プログラムは「微小移動の検出」と同じです。入力が粒子になるだけです。まずを粒子に相当する画像をnoise TOPで作製した場合です。最初noiseは動かしていません。その後noise TOPのTransform TabのtzにabsTime.seconds × 0.005を入れて、ゆっくりとnoiseを動かしています。目ではほとんどわかりません。この僅かな移動が検出されます。それでは映像を見てください。

左側が入力するnoise, 右側がfilter CHOP後の出力です。映像の最初が動いていないのがは、noiseを動かしていないからです。このように目ではほとんどわからない動きを検出することができます。

次もほとんど同じです。point genetator POPのBoxでpointを作りparticle POPで粒子化します。Life Expectで生成・消滅を調整します。その後goe COMPとrender TOPを使って2次元化し、これを入力にします。結果は次にようになりました。

右側が入力画像、左側がfilter CHOP後です。入力画像の生成・消滅する僅かな変化が、左画像の大きな変化となって現れています。

映像の移動だけでなく、このような粒子の変化に対しても有効に働くことがわかりました。

密度検出

2つ前のblog「force radialによる”場”の形成」で外部の入力により粒子を移動させました。この表現は気にいっていますが、動かした後に粒子が残っています。もう一つ表現があるなと思ったのです。2025.11.30のblog「衝突問題の基本」では、粒子とマウス位置との衝突を計算し、粒子を移動させています。この方法では衝突位置の粒子は排除されます。この映像を再録致します。

このように、粒子を排除して示す簡単な方法はないかと思いました。密度の低いところを求めてそこを除けばいいわけです。そこで次のプログラムを試しました。

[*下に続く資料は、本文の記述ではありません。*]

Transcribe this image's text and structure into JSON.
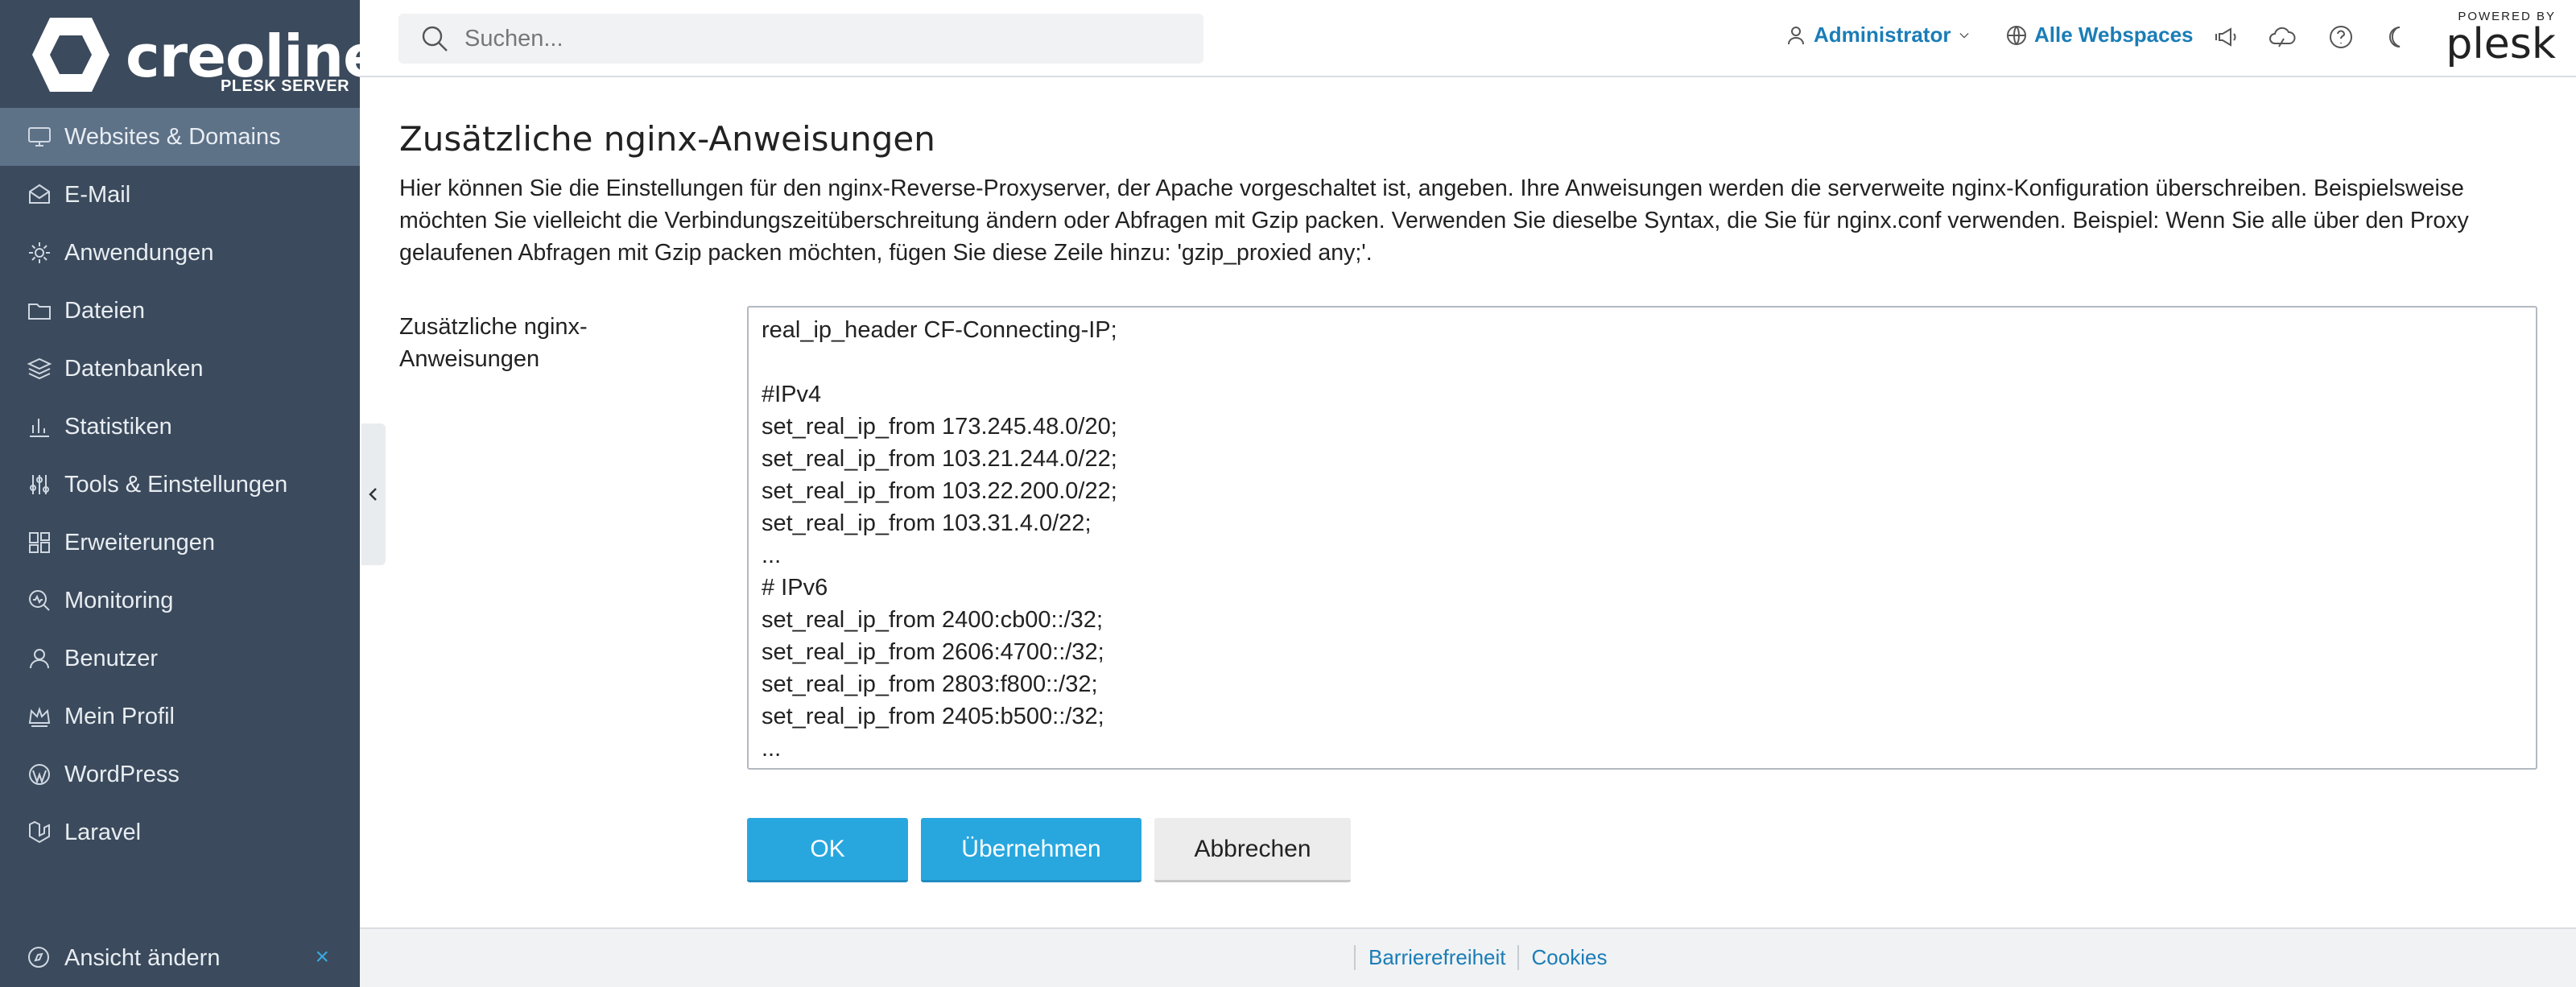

move file in TOPには「force radialによる”場”の形成」で作製した映像が入っています。blur TOPでぼかして、level TOPのBrightness, Gamma, Constantを調整して、密度の薄い部分が黒になるように調整します。これがマスクになります。元映像とcomposite TOPのMultiplyで掛け算します。これで黒の部分が抜けます。その後はlevel TOPで好みの色に変えています。作製した映像が次です。

左が元図、右が密度処理をした映像です。この方法は場の処理の後、密度の低いところを簡単に除けるので便利です。補足として記録しておこうと思いました。

まとめ

「微小移動の検出」の補足として、粒子の変化の検出を行いました。また「微小色検出」や「TouchDによる色を使った映像の分解と合成の基礎」の色処理の補足として、密度検出を行いました。プログラムとしては工夫が必要であったわけではありませんが、簡単で効果的な方法です。